KINNELON, N.J. — Johnna Cottam was showing a group of her girlfriends how to do a move called the Fireman.
As music by Shakira played, she strode up to grab the portable pole in the living room of her well-appointed lakefront home here, wrapped her right leg around it, swung wide with her left, and spun. When she reached the bottom, Ms. Cottam, in a pink “Got Pole?” tank top and black workout pants, tossed her hair back, mudflap-girl style.
“Kick it right out of the ballpark, just kick it,” she encouraged her five friends and neighbors. Making way for the women to try the move, Ms. Cottam backed into a rocking chair draped with pink and purple feather boas that partly covered her twin sons’ two teddy bears.
Pole dancing, once exclusively the province of exotic dancers, has flared up as a much-hyped Hollywood exercise craze, and has seeped into the collective unconscious through shows like ‘The Sopranos’ and ‘Desperate Housewives.’ A variant called motorized pole dancing, which occurs in stretch limos, has raised eyebrows as far away as Britain, where some female university students pole-danced as a fund-raiser for testicular cancer. And mini-poles have even been spotted as dance props at over-the-top bat mitzvah parties in suburban precincts.
Now the pole — think ballet barre turned vertical — is the new star at racier versions of Tupperware parties in well-heeled (if high-heeled) areas like this one in the northwest hills of Morris County, about 33 miles from Manhattan. Billed as “femme empowerment,” such at-home pole dancing lessons are taking place in the realm of book clubs, with mothers — and grandmothers — learning slinky moves for girls’ nights in, bachelorette send-offs, even the occasional 60th birthday celebration.

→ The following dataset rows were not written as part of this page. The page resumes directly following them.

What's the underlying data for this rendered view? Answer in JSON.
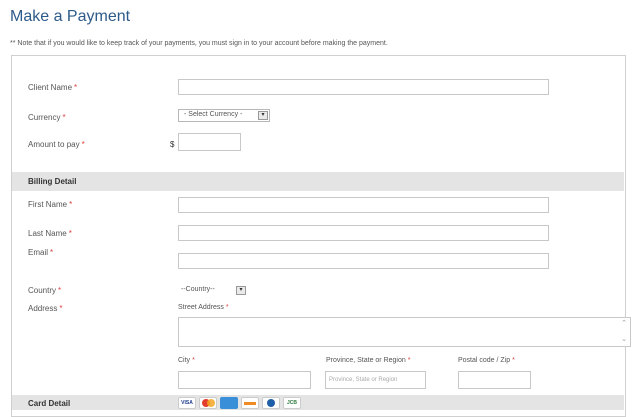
{
  "page": {
    "title": "Make a Payment",
    "note": "** Note that if you would like to keep track of your payments, you must sign in to your account before making the payment."
  },
  "client": {
    "client_name_label": "Client Name",
    "currency_label": "Currency",
    "currency_selected": "- Select Currency -",
    "amount_label": "Amount to pay",
    "currency_symbol": "$",
    "required_mark": "*"
  },
  "billing": {
    "section_title": "Billing Detail",
    "first_name_label": "First Name",
    "last_name_label": "Last Name",
    "email_label": "Email",
    "country_label": "Country",
    "country_selected": "--Country--",
    "address_label": "Address",
    "street_label": "Street Address",
    "city_label": "City",
    "province_label": "Province, State or Region",
    "province_placeholder": "Province, State or Region",
    "postal_label": "Postal code / Zip"
  },
  "card": {
    "section_title": "Card Detail",
    "brands": [
      "visa-icon",
      "mastercard-icon",
      "amex-icon",
      "discover-icon",
      "diners-icon",
      "jcb-icon"
    ],
    "visa_text": "VISA",
    "jcb_text": "JCB"
  },
  "colors": {
    "title": "#2c5a8a",
    "required": "#e04040",
    "section_bg": "#e4e4e4"
  }
}
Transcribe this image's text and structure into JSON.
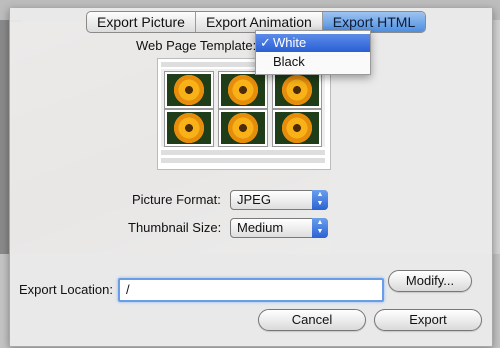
{
  "tabs": [
    {
      "label": "Export Picture"
    },
    {
      "label": "Export Animation"
    },
    {
      "label": "Export HTML"
    }
  ],
  "template": {
    "label": "Web Page Template:",
    "options": [
      {
        "label": "White",
        "check": "✓",
        "selected": true
      },
      {
        "label": "Black",
        "selected": false
      }
    ]
  },
  "picture_format": {
    "label": "Picture Format:",
    "value": "JPEG"
  },
  "thumbnail_size": {
    "label": "Thumbnail Size:",
    "value": "Medium"
  },
  "export_location": {
    "label": "Export Location:",
    "value": "/"
  },
  "buttons": {
    "modify": "Modify...",
    "cancel": "Cancel",
    "export": "Export"
  },
  "colors": {
    "accent": "#3a74dc",
    "tab_active": "#6ea6ea"
  },
  "icons": {
    "select_arrows": "up-down-arrows-icon"
  }
}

“I want the women to feel strong within themselves,” explained Ms. Cottam, 29, who teaches pole dancing at a local gym as well as at home parties. Noting that some middle-aged suburban women lose themselves and their sense of sexuality as they are consumed by the responsibilities of motherhood, she added: “When you come to my class you are beautiful, you are. I want to show them that strength inside, and unleash that sexual kitten.”
At the party here, Karen Schotanus, a 42-year-old dental hygienist who met Ms. Cottam at a neighborhood garage sale, encouraged Carolyn DaCarolis, 52 and also a hygienist, as she practiced a tentative strut around the pole.
“Pull out the hair tie and throw those glasses,” said Ms. Schotanus, who had such a good time that she promised to soon plan a pole party of her own.
This intimate Friday-night soiree, where spinach dip and crudités were served and Ms. Cottam sent guests home with homemade banana muffins for their families, was for no particular occasion. She did not charge for the lesson, but had poles — spring-loaded and adjustable from 8 to 10 feet — for sale ($450), as well as a variety of feathered or rhinestone platform shoes ($19.99 and up).
Though Ms. Cottam operates independently, more than 350 pole-dance instructors in 34 states and Canada have signed up since August 2006 with an international company, EPM EmpowerNet, to run their own businesses in the model of Tupperware or AVON sales. The company provides DVDs that teach the instructors dance moves, pole safety and party etiquette, and sells them the equipment; they keep the fees they charge each participant — $25 to $30 in this area — plus any margin on the poles.
At-home pole parties are also offered by gyms that teach exotic dance, and several local companies run similar operations.
In its mission statement, EPM, based in British Columbia, sets lofty goals like reducing the divorce rate and having “a dramatic effect on improving relationships.” Tami Huitema, the company’s office manager, said most of its instructors were stay-at-home mothers looking to earn a little extra at night after their children were in bed — though one man signed up with his wife, she said. “He knows how the men benefit after the party,” Ms. Huitema said. Rachel Shteir, author of the 2004 book ‘Striptease: The Untold History of the Girlie Show,’ says pole dancing can provide “a welcome release” for suburban stay-at-home mothers.
“Their entire world is reduced to caretaking, and this is sort of the opposite of that,” she said. “It taps into this kind of exhibitionism, or show-womanship, among younger women who did not grow up with the gender politics of the sexual revolution.”
Some say exercise that echoes the acrobatics done by women who take their clothes off for a living is exploitative rather than empowering. But Ms. Shteir and Joan Price, the author of ‘Better Than I Ever Expected: Straight Talk About Sex After Sixty’ (Seal Press, 2006), see a clear difference between middle-class, middle-aged women choosing to give parties in their homes and women pushed by poverty into potentially dangerous or demeaning work.